With a few more tries, we got Sage to latch on successfully. It hurt considerably less than I expected, and Sage sucked away. It was a stirring maternal scene.

Ty smiled.

And I felt like the biggest failure in the world. I knew that nothing was coming out of my breast. I knew that milk took a few days to come in, but shouldn't there be colostrum? Shouldn't I be able to feel something coming out?

To be continued.

10 Comments:

Blogger Tink said...

One of the things I love about you most is that you're so openly HUMAN. So many times, we put on fronts to seem more assured or braver than we really feel. You'll get the hang of it. You probably already have a bit by now. I'm so glad you're OK and the babies are healthy. You're going to be a great Momma.

12:06 PM  
Blogger Tits McGee said...

Oh, wow!

Wow, wow, wow, wow, wow!

Congratulations, Arabella! I am so happy for you and Ty and your beautiful new sons! I've been so wrapped up in my own busy-ness and haven't been around and now look at what I've missed!

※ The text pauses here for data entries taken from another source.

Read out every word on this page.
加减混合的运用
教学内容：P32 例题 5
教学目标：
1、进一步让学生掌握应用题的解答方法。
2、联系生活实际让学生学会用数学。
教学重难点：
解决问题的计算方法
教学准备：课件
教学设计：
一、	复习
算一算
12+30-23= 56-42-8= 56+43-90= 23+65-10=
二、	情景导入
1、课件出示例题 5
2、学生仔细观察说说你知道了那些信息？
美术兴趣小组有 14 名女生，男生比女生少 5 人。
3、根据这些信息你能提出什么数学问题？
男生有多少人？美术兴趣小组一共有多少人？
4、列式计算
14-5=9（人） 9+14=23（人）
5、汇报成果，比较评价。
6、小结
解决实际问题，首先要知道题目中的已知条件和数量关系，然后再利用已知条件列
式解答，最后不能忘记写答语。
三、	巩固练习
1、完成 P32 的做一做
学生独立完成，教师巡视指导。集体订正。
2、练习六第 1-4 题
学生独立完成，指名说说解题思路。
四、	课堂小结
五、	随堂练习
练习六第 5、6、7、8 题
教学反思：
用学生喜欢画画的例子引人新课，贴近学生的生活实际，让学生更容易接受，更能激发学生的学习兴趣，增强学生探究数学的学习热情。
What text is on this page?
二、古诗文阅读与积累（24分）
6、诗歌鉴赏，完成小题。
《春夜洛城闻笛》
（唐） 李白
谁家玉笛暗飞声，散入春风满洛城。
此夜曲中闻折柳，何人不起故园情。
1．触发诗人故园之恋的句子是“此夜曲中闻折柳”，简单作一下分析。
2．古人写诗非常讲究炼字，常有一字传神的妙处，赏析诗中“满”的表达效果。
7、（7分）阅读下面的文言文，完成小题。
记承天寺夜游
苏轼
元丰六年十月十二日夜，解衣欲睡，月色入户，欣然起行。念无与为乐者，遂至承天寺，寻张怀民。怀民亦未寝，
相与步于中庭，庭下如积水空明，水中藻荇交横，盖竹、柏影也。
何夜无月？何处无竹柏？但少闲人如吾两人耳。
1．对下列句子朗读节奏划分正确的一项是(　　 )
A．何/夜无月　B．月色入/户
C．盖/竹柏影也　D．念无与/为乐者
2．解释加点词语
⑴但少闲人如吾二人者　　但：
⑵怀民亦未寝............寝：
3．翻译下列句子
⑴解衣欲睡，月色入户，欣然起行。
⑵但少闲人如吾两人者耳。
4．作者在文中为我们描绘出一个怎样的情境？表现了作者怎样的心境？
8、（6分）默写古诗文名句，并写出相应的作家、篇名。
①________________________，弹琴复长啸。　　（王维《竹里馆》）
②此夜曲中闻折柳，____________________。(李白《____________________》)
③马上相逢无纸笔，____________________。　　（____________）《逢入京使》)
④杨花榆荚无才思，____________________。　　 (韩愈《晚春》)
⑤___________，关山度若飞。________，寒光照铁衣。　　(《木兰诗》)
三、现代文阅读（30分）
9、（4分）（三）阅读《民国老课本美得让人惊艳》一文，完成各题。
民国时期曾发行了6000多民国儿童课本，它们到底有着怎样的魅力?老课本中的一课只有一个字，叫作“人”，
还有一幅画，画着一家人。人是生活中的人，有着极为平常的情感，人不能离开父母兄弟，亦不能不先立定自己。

What an ordeal! What a delight! I can't wait to hear the rest.

5:48 PM  
Anonymous Anonymous said...

It seemed (to me) forever before the milk came in but when it did...OMG! It was, as they say down here, a gusher. Be patient. Things are going to be great and you'll find your groove sooner than you think.

5:55 PM  
Blogger mamatulip said...

Ditto what Wordgirl said -- you will find your groove sooner than you think. It'll creep up on you, too -- one day you'll realize that you're in it, the groove, and you'll be all, "When did this happen?"

Hang in, honey.

7:57 PM  
Anonymous Anonymous said...

OMG Arabella, you have BABIES! Baby BOYS! With their sweet milky breath and their soft, soft skin! I am so happy for you, Ty, and the boys!

9:33 PM  
Blogger ptg said...

Holy cow!

10:50 AM  
Anonymous Anonymous said...

Congratulations on the twins!

12:59 PM  
Anonymous Anonymous said...

I've been thinking about you guys every day, especially this week because I'm at 36 weeks now and it makes it seem so much more real to know that this is when your little guys were born. Hope you're in a groove and everything is going great!

8:48 AM  
Blogger Mignon said...

Well it took me FOREVER to find my groove, but I'm wondering if you're forced into a groove sooner when you've got to double everything?? I remember at two weeks I could finally nurse without it being a gigantic fucking mess and over-produced Hollywood drama. Which is not to say I was in a groove at that point... maybe 4 or 6 weeks?

Please tell me more - I wanna know those little guys are yanking and pulling at you to get the good stuff. (Somebody did come along and tell you there's nothing to feel come out for a couple days, right? And that the total quantity of colustrum would fill a thimble?)

5:32 PM  
Blogger DebbieDoesLife said...

I'm so glad you stood up to that nurse. What a witch!

Hang in there. It will get better. Luckily, your babies sound well cared for and you will feel better with each passing day.

I found breast feeding very challenging. If it works, great but if it doesn't don't beat yourself up about it.